The following articles which have already appeared in various periodicals have been freely made use of with the kind permission of their editors:--Professor Sidgwick's Utilitarianism (Mind, 1885); Dr. Martineau and the Theory of Vocation (Mind, 1888); The Theory of Punishment (The International Journal of Ethics, 1891); The Limits of Casuistry (International Journal of Ethics, 1894); Justice (The Economic Review, 1891, 1892); Can there be a Sum of Pleasures? (Mind, 1899); The Ethics of Forgiveness (International Journal of Ethics, 1900); The Commensurability of all Values (Mind, 1902). Some of the earlier articles have been largely re-written: others are reprinted with little change.(Preface ¶ 6)

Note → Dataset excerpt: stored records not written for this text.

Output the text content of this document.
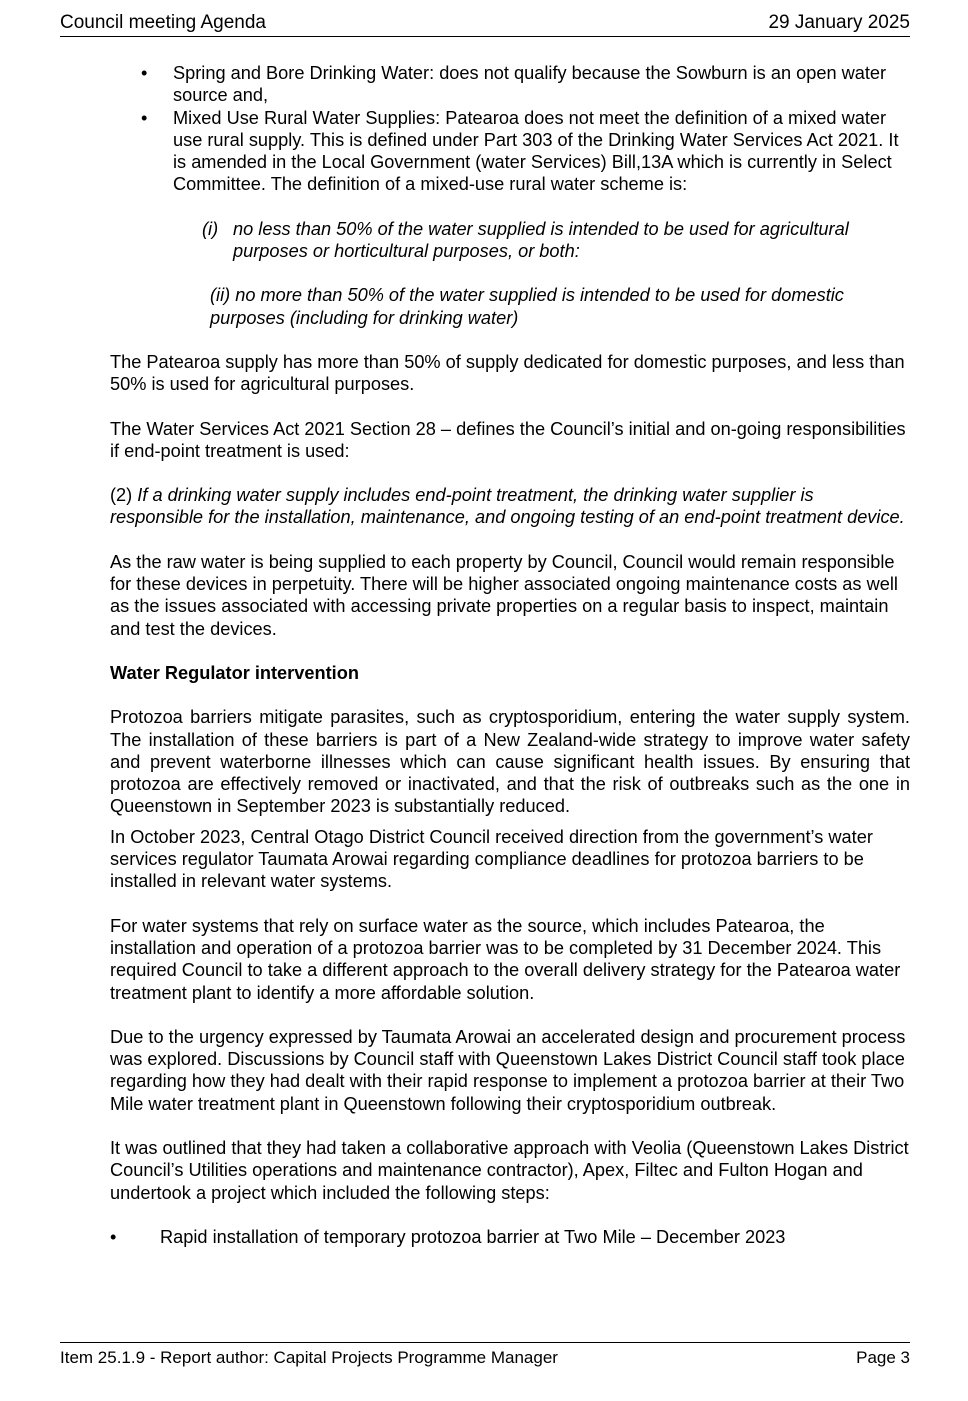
Council meeting Agenda	29 January 2025
• Spring and Bore Drinking Water: does not qualify because the Sowburn is an open water source and,
• Mixed Use Rural Water Supplies: Patearoa does not meet the definition of a mixed water use rural supply. This is defined under Part 303 of the Drinking Water Services Act 2021. It is amended in the Local Government (water Services) Bill,13A which is currently in Select Committee. The definition of a mixed-use rural water scheme is:
(i) no less than 50% of the water supplied is intended to be used for agricultural purposes or horticultural purposes, or both:
(ii) no more than 50% of the water supplied is intended to be used for domestic purposes (including for drinking water)

The Patearoa supply has more than 50% of supply dedicated for domestic purposes, and less than 50% is used for agricultural purposes.

The Water Services Act 2021 Section 28 – defines the Council’s initial and on-going responsibilities if end-point treatment is used:

(2) If a drinking water supply includes end-point treatment, the drinking water supplier is responsible for the installation, maintenance, and ongoing testing of an end-point treatment device.

As the raw water is being supplied to each property by Council, Council would remain responsible for these devices in perpetuity. There will be higher associated ongoing maintenance costs as well as the issues associated with accessing private properties on a regular basis to inspect, maintain and test the devices.

Water Regulator intervention

Protozoa barriers mitigate parasites, such as cryptosporidium, entering the water supply system. The installation of these barriers is part of a New Zealand-wide strategy to improve water safety and prevent waterborne illnesses which can cause significant health issues. By ensuring that protozoa are effectively removed or inactivated, and that the risk of outbreaks such as the one in Queenstown in September 2023 is substantially reduced.

In October 2023, Central Otago District Council received direction from the government’s water services regulator Taumata Arowai regarding compliance deadlines for protozoa barriers to be installed in relevant water systems.

For water systems that rely on surface water as the source, which includes Patearoa, the installation and operation of a protozoa barrier was to be completed by 31 December 2024. This required Council to take a different approach to the overall delivery strategy for the Patearoa water treatment plant to identify a more affordable solution.

Due to the urgency expressed by Taumata Arowai an accelerated design and procurement process was explored. Discussions by Council staff with Queenstown Lakes District Council staff took place regarding how they had dealt with their rapid response to implement a protozoa barrier at their Two Mile water treatment plant in Queenstown following their cryptosporidium outbreak.

It was outlined that they had taken a collaborative approach with Veolia (Queenstown Lakes District Council’s Utilities operations and maintenance contractor), Apex, Filtec and Fulton Hogan and undertook a project which included the following steps:

• Rapid installation of temporary protozoa barrier at Two Mile – December 2023
Item 25.1.9 - Report author: Capital Projects Programme Manager	Page 3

Dr. McTaggart of Trinity College, Cambridge, has kindly read through the whole of my proofs, and I am much indebted to his criticisms and suggestions. For assistance and advice in dealing with parts of the work I am similarly indebted to Mr. C. C. J. Webb of Magdalen College, Oxford, and several other friends, nor must I omit to mention the help of my wife in the final revision.(Preface ¶ 7)

H. Rashdall.(Preface ¶ 8)

Preface n. 1. I should wish to speak with respect of three short English textbooks--Professor Muirhead's Elements of Ethics, Professor Mackenzie's Introduction to Moral Philosophy, and Bishop d'Arcy's Short Study of Ethics; but none of them can be said to represent exactly my own point of view. I feel more sympathy on the purely ethical, though not on the metaphysical, side with a quite recent work--Mr. Moore's very powerful essay, Principia Ethica, which appeared when my own work was practically finished. Professor Paulsen's System of Ethics is an admirable and very attractive book, which represents on the whole a point of view not unlike my own, but it hardly touches upon many difficulties which have attracted much attention in England.